No participant data are reported for the rPATD, however medicine taker responses to the original PATD indicate that the maximum distribution of participant responses across the response options is 65%:35%. Based on this distribution a sample size of 75 participants will provide a 95% confidence interval of 11%.
Patients:
An estimated 35% of potential participants will be ineligible:
- 20% of the older people population will live with a degree of cognitive impairment and are therefore ineligible for inclusion as patients
- 15% may not fulfil eligibility criteria for reasons such as being too unwell to approach.
A conservative consent rate of 30% in the remaining the 280 eligible participants will provide 84 patients within 28 days.
Caregiver:
The proportion of patients receiving informal carer support is unknown; clinicians advise an estimated 50% of patients with cognitive impairment, representing 43 informal carers per 28 days. Assuming that 50% of these carers present during the visiting hours and consent; a sample size of 21 caregiver participants are anticipated. It is therefore envisaged that recruitment of care givers will be completed within four months.
Descriptive statistics will be used to report the magnitude of acceptability of older people and their informal carers towards deprescribing during a hospital admission. Regression analysis will be performed to identify which of the four factors influencing deprescribing contribute most to the overall attitude towards deprescribing.
1.4 Discharge prescription screening
Missed opportunities for deprescribing will be identified by the discharge prescriptions of patients recruited into Phase 1.3 being screened for inappropriate medicines using a validated screening tool: Screening Tool of Older Persons’ potentially inappropriate Prescriptions (STOPP). The methodological approach used for screening discharge prescriptions with STOPP described by Onatade and Auyeyng15 will be adopted.
The number (%) of potentially inappropriate medicines according to STOPP will be reported. The proportion of patients with one or more PIMs who were amenable to discontinuation based on their rPATD score will also be calculated.
Phase 2 Designing a model for Deprescribing In Secondary Care (DISC)

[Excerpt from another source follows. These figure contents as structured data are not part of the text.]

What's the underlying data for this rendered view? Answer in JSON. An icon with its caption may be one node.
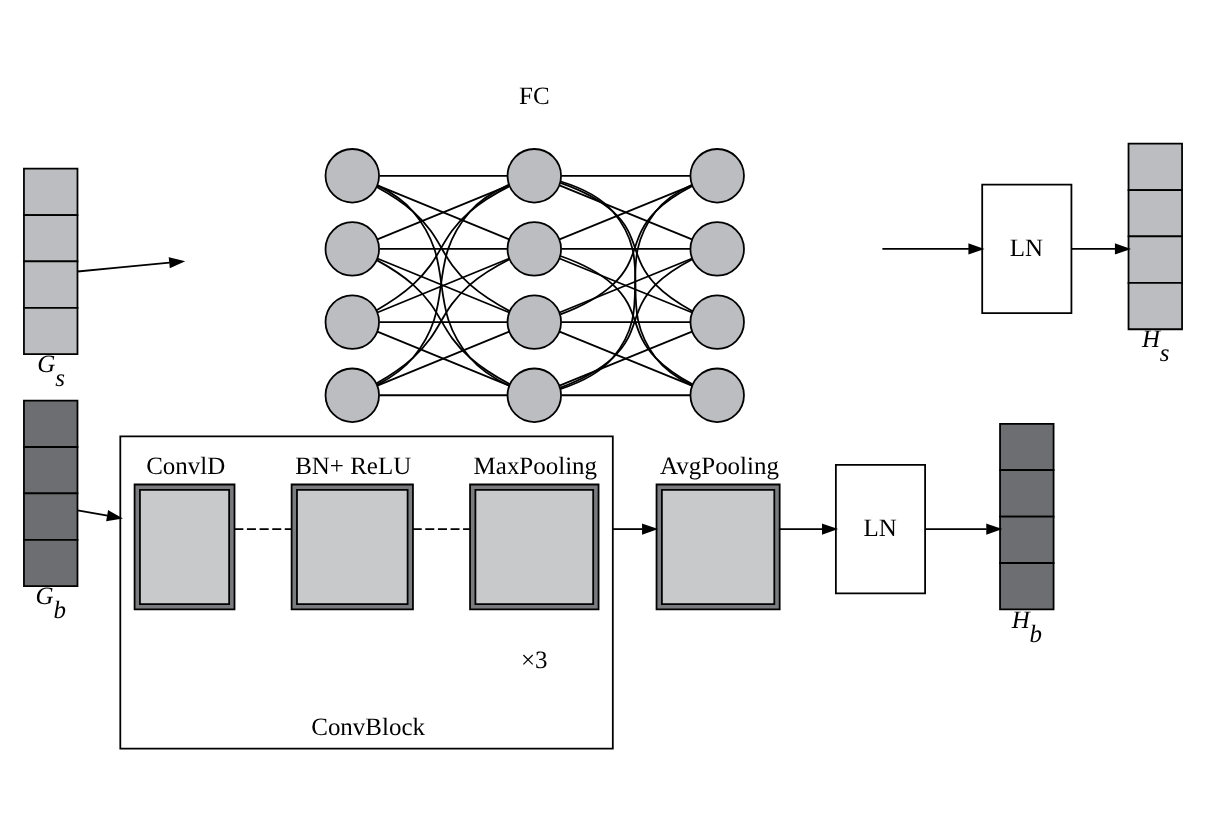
{
  "diagram": {
    "nodes": [
      {
        "text": [
          "G$_{s}$"
        ]
      },
      {
        "text": [],
        "shape": "circle"
      },
      {
        "text": [],
        "shape": "circle"
      },
      {
        "text": [],
        "shape": "circle"
      },
      {
        "text": [],
        "shape": "circle"
      },
      {
        "text": [],
        "shape": "circle"
      },
      {
        "text": [],
        "shape": "circle"
      },
      {
        "text": [],
        "shape": "circle"
      },
      {
        "text": [],
        "shape": "circle"
      },
      {
        "text": [],
        "shape": "circle"
      },
      {
        "text": [],
        "shape": "circle"
      },
      {
        "text": [],
        "shape": "circle"
      },
      {
        "text": [],
        "shape": "circle"
      },
      {
        "text": [
          "LN"
        ]
      },
      {
        "text": [
          "H$_{s}$"
        ]
      },
      {
        "text": [
          "G$_{b}$"
        ]
      },
      {
        "text": [
          "ConvBlock"
        ]
      },
      {
        "text": [
          "ConvlD"
        ],
        "in": 16
      },
      {
        "text": [
          "BN+ ReLU"
        ],
        "in": 16
      },
      {
        "text": [
          "MaxPooling"
        ],
        "in": 16
      },
      {
        "text": [
          "AvgPooling"
        ]
      },
      {
        "text": [
          "LN"
        ]
      },
      {
        "text": [
          "H$_{b}$"
        ]
      }
    ],
    "edges": [
      {
        "from": 0,
        "to": null,
        "arrow": "to"
      },
      {
        "from": 1,
        "to": 5,
        "arrow": "none"
      },
      {
        "from": 1,
        "to": 6,
        "arrow": "none"
      },
      {
        "from": 1,
        "to": 7,
        "arrow": "none"
      },
      {
        "from": 1,
        "to": 8,
        "arrow": "none"
      },
      {
        "from": 2,
        "to": 5,
        "arrow": "none"
      },
      {
        "from": 2,
        "to": 6,
        "arrow": "none"
      },
      {
        "from": 2,
        "to": 7,
        "arrow": "none"
      },
      {
        "from": 2,
        "to": 8,
        "arrow": "none"
      },
      {
        "from": 3,
        "to": 5,
        "arrow": "none"
      },
      {
        "from": 3,
        "to": 6,
        "arrow": "none"
      },
      {
        "from": 3,
        "to": 7,
        "arrow": "none"
      },
      {
        "from": 3,
        "to": 8,
        "arrow": "none"
      },
      {
        "from": 4,
        "to": 5,
        "arrow": "none"
      },
      {
        "from": 4,
        "to": 6,
        "arrow": "none"
      },
      {
        "from": 4,
        "to": 7,
        "arrow": "none"
      },
      {
        "from": 4,
        "to": 8,
        "arrow": "none"
      },
      {
        "from": 5,
        "to": 9,
        "arrow": "none"
      },
      {
        "from": 5,
        "to": 10,
        "arrow": "none"
      },
      {
        "from": 5,
        "to": 11,
        "arrow": "none"
      },
      {
        "from": 5,
        "to": 12,
        "arrow": "none"
      },
      {
        "from": 6,
        "to": 9,
        "arrow": "none"
      },
      {
        "from": 6,
        "to": 10,
        "arrow": "none"
      },
      {
        "from": 6,
        "to": 11,
        "arrow": "none"
      },
      {
        "from": 6,
        "to": 12,
        "arrow": "none"
      },
      {
        "from": 7,
        "to": 9,
        "arrow": "none"
      },
      {
        "from": 7,
        "to": 10,
        "arrow": "none"
      },
      {
        "from": 7,
        "to": 11,
        "arrow": "none"
      },
      {
        "from": 7,
        "to": 12,
        "arrow": "none"
      },
      {
        "from": 8,
        "to": 9,
        "arrow": "none"
      },
      {
        "from": 8,
        "to": 10,
        "arrow": "none"
      },
      {
        "from": 8,
        "to": 11,
        "arrow": "none"
      },
      {
        "from": 8,
        "to": 12,
        "arrow": "none"
      },
      {
        "from": null,
        "to": 13,
        "arrow": "to"
      },
      {
        "from": 13,
        "to": 14,
        "arrow": "to"
      },
      {
        "from": 15,
        "to": 16,
        "arrow": "to"
      },
      {
        "from": 17,
        "to": 18,
        "arrow": "none",
        "style": "dashed"
      },
      {
        "from": 18,
        "to": 19,
        "arrow": "none",
        "style": "dashed"
      },
      {
        "from": 16,
        "to": 20,
        "arrow": "to"
      },
      {
        "from": 20,
        "to": 21,
        "arrow": "to"
      },
      {
        "from": 21,
        "to": 22,
        "arrow": "to"
      }
    ],
    "labels": [
      "FC",
      "×3"
    ]
  }
}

The quantitative and qualitative data from Phase 1 will inform intervention design. The theory underpinning this process will be the Theoretical Domains Framework (TDF) which will guide selection of appropriate Behaviour Change Techniques (BCTs) to form the intervention components.
Design
Using the TDF and taxonomy of BCTs intervention functions and corresponding BCTs most likely to modify the capabilities, opportunities and motivations of healthcare practitioners (intervention targets) identified in Phase 1.2 will be determined.
The research team will translate the list of intervention targets and BCTs into intervention modules and activities.